With hot data caching now fully decoupled from compute, one dependency remained: database metadata still lived on local disk. To complete the stateless architecture, we had to rethink that too.

The Replicated database engine made it easier to elastically add or swap compute nodes in ClickHouse Cloud. Nodes could automatically bootstrap their view of what tables exist in a database. But it still wasn’t fully cloud-native:

Tied to local disk and manual orchestration: Metadata was stored on local filesystems, and databases had to be pre-created on each node.
Fragile failure recovery: Crashes could leave behind orphaned or inconsistent metadata.
Missing scalable DDL support: DROP required all nodes to be online, and features like cross-database RENAME or atomic INSERT … SELECT were hard to implement cleanly, so we didn’t.

Therefore, just like with the SharedMergeTree table engine, we went back to the drawing board and designed a new cloud-native, stateless Shared database engine, powered by a Shared Catalog.

Before diving into how the Shared database engine and catalog work, the next diagram shows how they fit into the larger system: decoupling database metadata from local disk and enabling truly stateless compute nodes:

The Shared database engine remains responsible for ① handling all DDL statements and catalog lookups, now backed by the Shared Catalog rather than local files.

This architectural shift unlocks the next key principle behind the Shared engine: fully stateless, diskless compute.

Truly stateless: no disks, no problem

The database metadata managed by the old Replicated engine was the last reason compute nodes needed local disks. The new Shared database engine removes that dependency entirely: it’s a purely in-memory engine. With that, compute nodes no longer require disks at all, just CPU and memory.

Centralized metadata: replicated and versioned in Keeper

The Shared database engine stores all database and table definitions in a central Shared Catalog backed by Keeper. Instead of writing to local disk, it maintains a single versioned global state shared across all compute nodes.

Each node tracks only the last applied version and, on startup, fetches the latest state, no local files, no manual setup, just fast, consistent bootstrapping.

(While not shown in the diagram, metadata is also transparently cached in memory. This accelerates metadata queries like SHOW TABLES or DESCRIBE. We’ll revisit this in the animated “Architecture in action” section below.)

With this shift, ClickHouse Cloud compute became truly stateless. And the benefits go far beyond diskless bootstraps.
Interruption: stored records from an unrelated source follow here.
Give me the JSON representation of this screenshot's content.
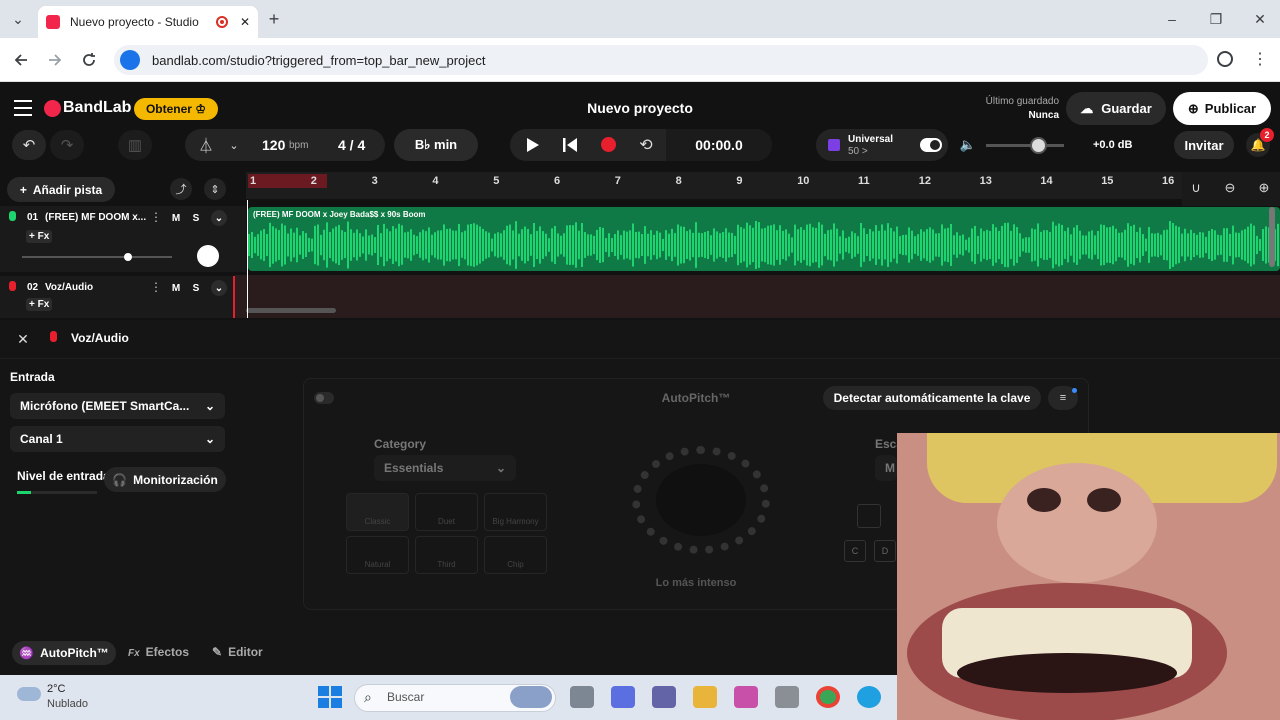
{
  "browser": {
    "tab_title": "Nuevo proyecto - Studio",
    "url": "bandlab.com/studio?triggered_from=top_bar_new_project",
    "new_tab": "+",
    "menu_glyph": "⌄",
    "min": "–",
    "max": "❐",
    "close": "✕"
  },
  "header": {
    "logo": "BandLab",
    "get_label": "Obtener",
    "project_title": "Nuevo proyecto",
    "last_saved_label": "Último guardado",
    "last_saved_value": "Nunca",
    "save_label": "Guardar",
    "publish_label": "Publicar"
  },
  "transport": {
    "tempo": "120",
    "tempo_unit": "bpm",
    "time_sig": "4 / 4",
    "key": "B♭ min",
    "time": "00:00.0",
    "instrument_name": "Universal",
    "instrument_sub": "50 >",
    "volume": "+0.0 dB",
    "invite": "Invitar",
    "notifications": "2"
  },
  "tracks": {
    "add_label": "Añadir pista",
    "items": [
      {
        "num": "01",
        "name": "(FREE) MF DOOM x...",
        "fx": "+ Fx",
        "clip": "(FREE) MF DOOM x Joey Bada$$ x 90s Boom"
      },
      {
        "num": "02",
        "name": "Voz/Audio",
        "fx": "+ Fx"
      }
    ],
    "mute": "M",
    "solo": "S"
  },
  "ruler": {
    "bars": [
      "1",
      "2",
      "3",
      "4",
      "5",
      "6",
      "7",
      "8",
      "9",
      "10",
      "11",
      "12",
      "13",
      "14",
      "15",
      "16"
    ]
  },
  "panel": {
    "title": "Voz/Audio",
    "input_label": "Entrada",
    "mic": "Micrófono (EMEET SmartCa...",
    "channel": "Canal 1",
    "level_label": "Nivel de entrada",
    "monitor": "Monitorización",
    "autopitch_title": "AutoPitch™",
    "detect_key": "Detectar automáticamente la clave",
    "category_label": "Category",
    "category_value": "Essentials",
    "scale_label": "Esca",
    "scale_value": "M",
    "effects": [
      "Classic",
      "Duet",
      "Big Harmony",
      "Natural",
      "Third",
      "Chip"
    ],
    "notes": [
      "C",
      "D"
    ],
    "dial_label": "Lo más intenso",
    "tabs": [
      "AutoPitch™",
      "Efectos",
      "Editor"
    ],
    "tab_fx_glyph": "Fx"
  },
  "taskbar": {
    "temp": "2°C",
    "weather": "Nublado",
    "search": "Buscar"
  },
  "colors": {
    "accent_green": "#1ed46f",
    "brand_red": "#f2264b",
    "gold": "#f5b800"
  }
}
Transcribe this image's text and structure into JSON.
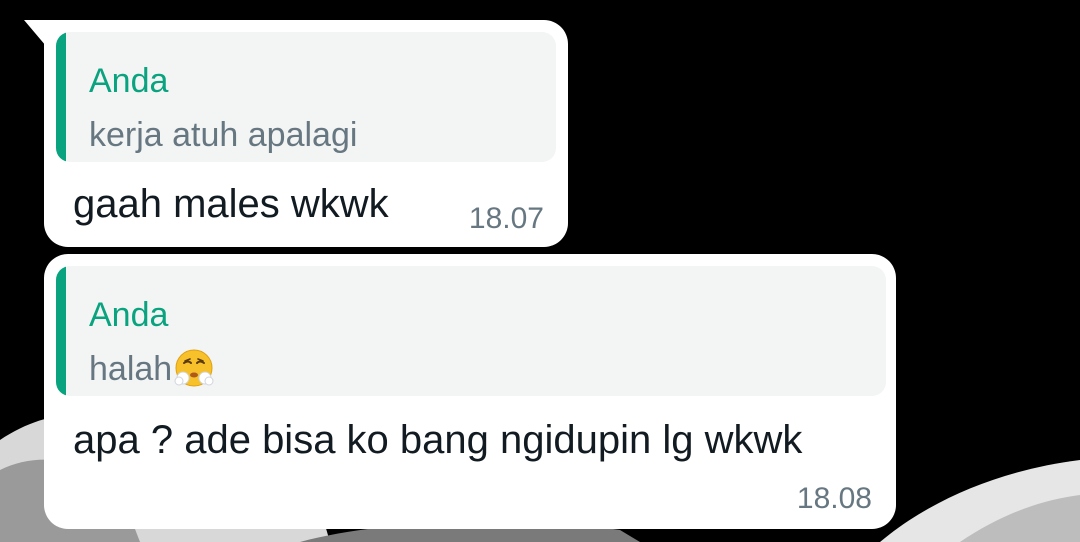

With metadata now centralized and versioned, we could rethink how DDL works at scale. The result? A new model for coordination and object lifecycles, enabling:

Cloud-scale DDL, even under high concurrency
Resilient deletion and new DDL operations
Fast spin-up and wake-ups as stateless nodes now launch with no disk dependencies
Stateless compute across both native and open formats, including Iceberg and Delta Lake

We’ll walk through each of these next.

Heads-up: Things get deep from here
The next two sections take a deep dive into how the shared database engine and catalog actually work, covering coordination, consistency, and all the gnarly edge cases we had to solve.

If you’re curious how the magic happens under the hood, read on and enjoy!
If you’re just here for the high-level takeaways, feel free to skip ahead, we won’t be offended.

The first capability this unlocks: cloud-scale DDL coordination, even under high concurrency and node churn.

Different clients may send DDL commands concurrently to different nodes, so the system must maintain a consistent global metadata state, both across all existing nodes and for any new nodes that join (whether scaling vertically or horizontally). This coordination must be (1) fast and (2) support high concurrency.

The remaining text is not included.